The next paper on "Opinion Mining on Integrated Social Networks and E-Commerce Blog" presents work in opinion mining and specifically a technique with a set of rules for integrating social network reviews such as those found on Twitter and Facebook with blog reviews such as Amazon reviews. The reviews are then mined to give prospective buyers and businesses a concise summary of reviewers' opinions on the products to enable customers to be better able to make informed purchasing decisions.

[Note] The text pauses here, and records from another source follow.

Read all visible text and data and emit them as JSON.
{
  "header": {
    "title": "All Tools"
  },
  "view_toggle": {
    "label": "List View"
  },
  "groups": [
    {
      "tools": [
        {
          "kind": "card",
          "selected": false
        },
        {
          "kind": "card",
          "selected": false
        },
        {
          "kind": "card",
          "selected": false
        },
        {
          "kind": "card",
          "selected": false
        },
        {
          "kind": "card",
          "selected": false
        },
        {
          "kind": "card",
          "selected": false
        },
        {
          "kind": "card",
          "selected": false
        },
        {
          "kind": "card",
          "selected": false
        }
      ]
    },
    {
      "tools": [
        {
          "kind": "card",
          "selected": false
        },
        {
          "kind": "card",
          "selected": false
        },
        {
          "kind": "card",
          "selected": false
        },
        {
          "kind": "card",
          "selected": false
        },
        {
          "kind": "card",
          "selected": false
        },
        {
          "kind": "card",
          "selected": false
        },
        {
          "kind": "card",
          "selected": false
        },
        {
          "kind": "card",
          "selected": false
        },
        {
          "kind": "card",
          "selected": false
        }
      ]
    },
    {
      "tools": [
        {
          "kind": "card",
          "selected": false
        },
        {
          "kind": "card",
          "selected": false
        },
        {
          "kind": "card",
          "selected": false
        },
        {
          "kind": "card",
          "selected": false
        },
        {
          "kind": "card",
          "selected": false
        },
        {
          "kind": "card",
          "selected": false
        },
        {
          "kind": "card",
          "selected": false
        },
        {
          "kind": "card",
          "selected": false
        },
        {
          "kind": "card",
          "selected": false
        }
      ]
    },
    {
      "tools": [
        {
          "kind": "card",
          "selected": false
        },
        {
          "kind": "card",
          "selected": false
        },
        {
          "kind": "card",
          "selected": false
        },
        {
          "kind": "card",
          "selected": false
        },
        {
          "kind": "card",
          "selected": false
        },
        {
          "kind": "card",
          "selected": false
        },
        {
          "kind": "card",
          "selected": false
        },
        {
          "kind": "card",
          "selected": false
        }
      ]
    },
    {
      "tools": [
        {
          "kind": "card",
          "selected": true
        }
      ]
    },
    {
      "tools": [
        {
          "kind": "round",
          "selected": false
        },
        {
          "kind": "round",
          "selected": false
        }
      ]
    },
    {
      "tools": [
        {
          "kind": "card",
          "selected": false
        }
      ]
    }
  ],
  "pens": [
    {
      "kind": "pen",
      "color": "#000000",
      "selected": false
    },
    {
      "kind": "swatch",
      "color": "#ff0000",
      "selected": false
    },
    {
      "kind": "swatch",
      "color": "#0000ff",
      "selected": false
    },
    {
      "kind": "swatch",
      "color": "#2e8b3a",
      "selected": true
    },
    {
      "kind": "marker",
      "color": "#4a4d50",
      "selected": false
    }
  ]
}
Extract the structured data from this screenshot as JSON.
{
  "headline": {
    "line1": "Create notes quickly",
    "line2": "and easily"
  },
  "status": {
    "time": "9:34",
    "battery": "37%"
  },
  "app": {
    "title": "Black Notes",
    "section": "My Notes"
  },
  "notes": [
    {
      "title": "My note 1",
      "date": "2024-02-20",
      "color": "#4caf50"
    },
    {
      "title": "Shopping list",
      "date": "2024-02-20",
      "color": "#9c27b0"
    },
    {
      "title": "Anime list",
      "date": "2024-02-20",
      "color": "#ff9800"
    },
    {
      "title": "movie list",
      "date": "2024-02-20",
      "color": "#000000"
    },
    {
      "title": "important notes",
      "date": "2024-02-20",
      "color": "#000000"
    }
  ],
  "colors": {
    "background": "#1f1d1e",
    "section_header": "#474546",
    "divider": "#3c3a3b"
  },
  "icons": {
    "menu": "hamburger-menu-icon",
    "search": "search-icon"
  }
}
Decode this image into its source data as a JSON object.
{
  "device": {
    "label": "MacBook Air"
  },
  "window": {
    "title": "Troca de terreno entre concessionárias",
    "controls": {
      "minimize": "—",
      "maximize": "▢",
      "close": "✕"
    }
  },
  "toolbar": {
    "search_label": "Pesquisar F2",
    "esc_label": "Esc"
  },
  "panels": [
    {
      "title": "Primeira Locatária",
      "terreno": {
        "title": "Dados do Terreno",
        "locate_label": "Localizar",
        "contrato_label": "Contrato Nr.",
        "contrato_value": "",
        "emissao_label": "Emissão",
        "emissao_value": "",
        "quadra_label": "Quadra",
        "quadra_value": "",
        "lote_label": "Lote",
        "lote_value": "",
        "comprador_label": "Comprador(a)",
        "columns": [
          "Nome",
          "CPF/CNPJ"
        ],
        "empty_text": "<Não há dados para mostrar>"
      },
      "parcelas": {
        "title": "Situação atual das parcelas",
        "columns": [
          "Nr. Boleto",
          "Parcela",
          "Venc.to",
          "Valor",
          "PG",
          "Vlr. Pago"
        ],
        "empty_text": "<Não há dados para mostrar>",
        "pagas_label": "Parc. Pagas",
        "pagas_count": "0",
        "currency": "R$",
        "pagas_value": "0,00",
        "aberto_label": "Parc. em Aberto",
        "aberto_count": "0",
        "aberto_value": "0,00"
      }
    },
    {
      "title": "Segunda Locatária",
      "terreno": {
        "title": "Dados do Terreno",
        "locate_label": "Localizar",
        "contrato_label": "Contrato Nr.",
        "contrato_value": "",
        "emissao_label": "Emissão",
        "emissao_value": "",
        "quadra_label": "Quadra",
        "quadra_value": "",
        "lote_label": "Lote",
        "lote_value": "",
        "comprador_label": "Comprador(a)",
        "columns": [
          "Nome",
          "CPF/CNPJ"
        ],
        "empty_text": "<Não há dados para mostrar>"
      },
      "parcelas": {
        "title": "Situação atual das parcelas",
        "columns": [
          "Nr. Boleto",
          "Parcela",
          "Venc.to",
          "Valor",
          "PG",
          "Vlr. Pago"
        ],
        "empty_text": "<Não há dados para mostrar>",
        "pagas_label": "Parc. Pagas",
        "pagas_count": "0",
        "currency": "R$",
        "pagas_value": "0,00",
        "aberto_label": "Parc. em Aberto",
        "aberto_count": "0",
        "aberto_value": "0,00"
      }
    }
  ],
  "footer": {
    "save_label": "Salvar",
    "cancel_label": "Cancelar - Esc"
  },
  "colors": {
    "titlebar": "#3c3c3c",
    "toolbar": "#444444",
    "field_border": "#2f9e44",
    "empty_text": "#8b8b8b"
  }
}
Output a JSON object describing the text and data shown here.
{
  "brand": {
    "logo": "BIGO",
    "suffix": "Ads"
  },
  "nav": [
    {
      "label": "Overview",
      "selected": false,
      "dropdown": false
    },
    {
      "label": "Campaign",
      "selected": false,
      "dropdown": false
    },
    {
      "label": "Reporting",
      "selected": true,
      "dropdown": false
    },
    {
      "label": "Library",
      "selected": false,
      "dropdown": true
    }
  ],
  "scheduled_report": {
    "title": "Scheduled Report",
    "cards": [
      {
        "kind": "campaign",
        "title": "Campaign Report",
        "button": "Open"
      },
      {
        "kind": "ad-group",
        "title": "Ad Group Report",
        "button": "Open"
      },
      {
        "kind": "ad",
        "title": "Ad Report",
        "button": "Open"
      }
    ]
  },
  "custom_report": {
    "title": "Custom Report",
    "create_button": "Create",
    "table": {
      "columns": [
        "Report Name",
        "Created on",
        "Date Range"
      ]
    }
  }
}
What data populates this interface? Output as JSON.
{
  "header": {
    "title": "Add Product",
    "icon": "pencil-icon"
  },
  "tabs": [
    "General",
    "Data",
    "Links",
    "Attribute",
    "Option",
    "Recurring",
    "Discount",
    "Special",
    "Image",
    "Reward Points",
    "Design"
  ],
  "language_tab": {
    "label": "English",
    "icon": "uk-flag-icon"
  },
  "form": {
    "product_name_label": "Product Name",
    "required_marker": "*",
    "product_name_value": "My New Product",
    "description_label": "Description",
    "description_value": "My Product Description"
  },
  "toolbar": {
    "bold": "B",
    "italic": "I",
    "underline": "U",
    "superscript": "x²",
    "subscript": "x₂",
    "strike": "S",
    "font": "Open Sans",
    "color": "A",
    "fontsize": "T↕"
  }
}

The paper discusses how the proposed technique is able to improve sentiment prediction.

In the paper "Optimized Passive Cell Balancing for Fast Charging in Electric Vehicle," the authors are concerned about Battery Management System (BMS) for EV battery packs that ensures that cell voltages are kept constant regardless of the load. The authors present a method of passive-cell balancing attained using a variable balancing resistor based on the balancing current requirement during slow or rapid charging. The paper presents the results of evaluation of a passive system with a variable resistor output.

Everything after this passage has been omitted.